Even so, this still wouldn’t explain why the king went to the effort to hire Kamui when he had at least two existing hunters able to take on the unseemly task. Perhaps this particular job was too dirty to entrust to the traditional hunter. Gotthard was singled out from among the knights, and the same was liable to be true for his unnamed comrade. And at least in the case of the former, that chivalric spirit carried over into his work as a hunter. Upon being summoned as a phantom, Gotthard immediately raises his sword like a musketeer, as if vowing on his honor as a knight — embodied in that blade — to help us achieve victory against the boss ahead. His individual handling of Sulyvahn and Gertrude likewise betray his desire for a strong, faithful, but independent Lothric. This isn’t the behavior of a man who performs his assassinations without pride and patriotism. He is a Black Hand because his loyalty is to his country, not any one of its kings.
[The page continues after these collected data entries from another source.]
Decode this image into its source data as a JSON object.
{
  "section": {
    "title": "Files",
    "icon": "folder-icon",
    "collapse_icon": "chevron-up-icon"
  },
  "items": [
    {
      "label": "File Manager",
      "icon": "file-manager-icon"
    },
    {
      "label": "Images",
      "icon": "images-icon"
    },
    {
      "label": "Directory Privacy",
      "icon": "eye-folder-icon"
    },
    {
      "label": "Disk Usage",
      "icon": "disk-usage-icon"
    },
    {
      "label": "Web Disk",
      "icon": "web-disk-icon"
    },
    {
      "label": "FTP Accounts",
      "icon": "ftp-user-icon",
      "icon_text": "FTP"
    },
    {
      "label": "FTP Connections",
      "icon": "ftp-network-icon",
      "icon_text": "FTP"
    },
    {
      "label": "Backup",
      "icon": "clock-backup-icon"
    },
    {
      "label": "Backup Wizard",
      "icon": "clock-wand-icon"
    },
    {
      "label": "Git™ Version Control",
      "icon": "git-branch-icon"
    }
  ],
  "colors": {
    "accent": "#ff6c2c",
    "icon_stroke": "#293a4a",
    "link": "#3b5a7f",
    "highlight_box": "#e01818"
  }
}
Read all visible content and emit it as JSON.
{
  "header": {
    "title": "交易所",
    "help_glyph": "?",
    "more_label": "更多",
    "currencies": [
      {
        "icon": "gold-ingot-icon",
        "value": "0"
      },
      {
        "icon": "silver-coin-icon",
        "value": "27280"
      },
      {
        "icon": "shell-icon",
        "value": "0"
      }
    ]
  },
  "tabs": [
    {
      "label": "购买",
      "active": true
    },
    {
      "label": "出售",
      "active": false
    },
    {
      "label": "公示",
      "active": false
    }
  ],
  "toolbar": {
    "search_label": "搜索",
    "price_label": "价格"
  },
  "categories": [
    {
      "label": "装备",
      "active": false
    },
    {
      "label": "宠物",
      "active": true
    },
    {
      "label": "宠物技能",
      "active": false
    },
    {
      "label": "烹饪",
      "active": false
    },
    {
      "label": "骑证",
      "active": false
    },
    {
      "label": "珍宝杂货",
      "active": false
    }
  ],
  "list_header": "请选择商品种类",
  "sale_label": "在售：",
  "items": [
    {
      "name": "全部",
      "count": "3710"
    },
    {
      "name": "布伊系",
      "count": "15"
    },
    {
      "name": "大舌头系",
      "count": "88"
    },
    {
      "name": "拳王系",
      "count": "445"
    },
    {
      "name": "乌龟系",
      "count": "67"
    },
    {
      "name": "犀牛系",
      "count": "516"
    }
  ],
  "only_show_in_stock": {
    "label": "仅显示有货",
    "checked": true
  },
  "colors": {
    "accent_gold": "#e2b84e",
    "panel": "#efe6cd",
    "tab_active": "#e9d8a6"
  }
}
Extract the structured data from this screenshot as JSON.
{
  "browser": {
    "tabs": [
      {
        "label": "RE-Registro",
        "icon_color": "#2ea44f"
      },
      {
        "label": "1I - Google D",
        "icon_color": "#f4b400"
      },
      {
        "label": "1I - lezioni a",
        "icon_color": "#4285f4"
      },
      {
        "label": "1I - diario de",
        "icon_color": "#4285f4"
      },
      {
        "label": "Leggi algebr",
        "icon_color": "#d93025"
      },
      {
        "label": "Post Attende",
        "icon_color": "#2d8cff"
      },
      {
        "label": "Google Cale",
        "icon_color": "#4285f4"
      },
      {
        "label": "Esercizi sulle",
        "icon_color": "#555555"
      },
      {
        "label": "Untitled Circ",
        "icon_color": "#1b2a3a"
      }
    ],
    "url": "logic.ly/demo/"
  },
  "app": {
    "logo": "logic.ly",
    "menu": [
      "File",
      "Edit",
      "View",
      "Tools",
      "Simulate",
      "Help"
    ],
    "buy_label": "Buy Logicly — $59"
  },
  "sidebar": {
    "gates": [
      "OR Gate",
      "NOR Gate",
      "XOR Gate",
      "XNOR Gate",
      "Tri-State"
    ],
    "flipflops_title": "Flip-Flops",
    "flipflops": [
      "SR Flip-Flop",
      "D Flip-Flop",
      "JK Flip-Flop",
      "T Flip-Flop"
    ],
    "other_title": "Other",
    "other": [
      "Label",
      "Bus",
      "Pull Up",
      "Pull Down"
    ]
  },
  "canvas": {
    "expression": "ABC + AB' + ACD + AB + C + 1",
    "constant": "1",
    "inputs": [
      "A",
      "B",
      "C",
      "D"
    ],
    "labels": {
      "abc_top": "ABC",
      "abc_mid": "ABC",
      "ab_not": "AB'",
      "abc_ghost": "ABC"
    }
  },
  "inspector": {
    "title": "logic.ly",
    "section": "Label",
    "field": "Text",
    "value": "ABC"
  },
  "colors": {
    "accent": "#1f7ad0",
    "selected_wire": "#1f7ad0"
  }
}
With that in mind, killing an innocent old woman in service to the gods simply for fear of her potential manipulation of the future king might have raised doubts among former knights whose old Pillar shares close ties with its religious counterpart. Under those circumstances, the king would be wise to depend on an outsider, someone with the skills but without the history to question this mission — boosting his chances of them successfully following through. The person ultimately recruited was Kamui, who was glad to forge a new blade just for the job; the fact that he is still a hunter to this day proves his success in this and subsequent endeavors. If the king of his country of residence wanted some old woman dead, he would oblige. If he had to live in the castle’s shadow, let it be from within its walls rather than below them.

However, if the king’s goal was to temper his son’s religiosity, then it failed miserably, and may have even exacerbated the problem. There is no doubt that the prince would, at some point, know about the royalty’s secret assassins. Moreover, his wet nurse’s martyrdom would reinforce Oceiros’ poor impression of his family, namely in failing to live up to their spiritual duty as mediators’ for the firelinking. This surreptitious act against the faith could do nothing except earn the prince’s enmity. It is possible that Oceiros’ rise to the throne was even a direct response to the assassination. The deafening silence on his family before marriage is ominous. Where was his mother in all this? Did he even have siblings? Or was he alone with only a kindly wet nurse to raise him? When she was gone, did he assume the crown because his father died of natural causes? Or did political maneuvering over and under the table put him in the king’s seat early? Oceiros has proven willing to do anything to reorient the royalty towards loftier goals, and his progeny know the consequences of his temper.

Whatever the truth, Kamui has suffered no blowback for his part in the killing and in fact gladly served a new master. Still, his reasons are hardly reputable. Similar to Kamui, Gotthard’s swings his main sword largely the same as a Lothric knight. The second blade, presumably added after becoming a hunter, builds upon this chivalric sophistication to create a swift and flowing swordplay, overwhelming the assassination target with constant offense. But unlike Gotthard, Kamui cares not for this elegance. Although both utilize a composite bow for rapid-fire but close-range shooting, Gotthard uses it with ordinary feather arrows while Kamui employs poison arrows — and the latter doesn’t require well-placed shots to guarantee death. The Easterner is more than willing to rely on ugly, underhanded tactics. He has no roots to this land nor sense of kinship with its people, and what samurai-equivalent to the code of chivalry he might have once possessed has long since fallen by the wayside in the wake of his exile. Kamui’s only incentive is to maximize his own benefit, without honor or finesse.

Such mercenary attitude earned him the wide-brimmed hat and explains why the Black Hand now protect Princes Lothric and Lorian alongside Albert and Kriemhild. His last king went mad and is unlikely to survive deposition should the kingdom pull through the present civil unrest. If there is any hope for maintaining job security, it is with the man’s heirs. Whether or not Kamui understands the larger cosmological implications to the Twin Princes’ actions — or rather, inaction — he obviously isn’t all that bothered. The other two hunters can squabble over how to end the infighting and restore peace to the realm. So long as there is a kingdom still standing by that point, Kamui need not concern himself with the Age. And if there is to be a royal government, there must be a royalty. If the Undead can safeguard the princes, then his subsequent eternity will enjoy relative comfort and purpose as their secret assassin. That is how it has been, that is how it should be.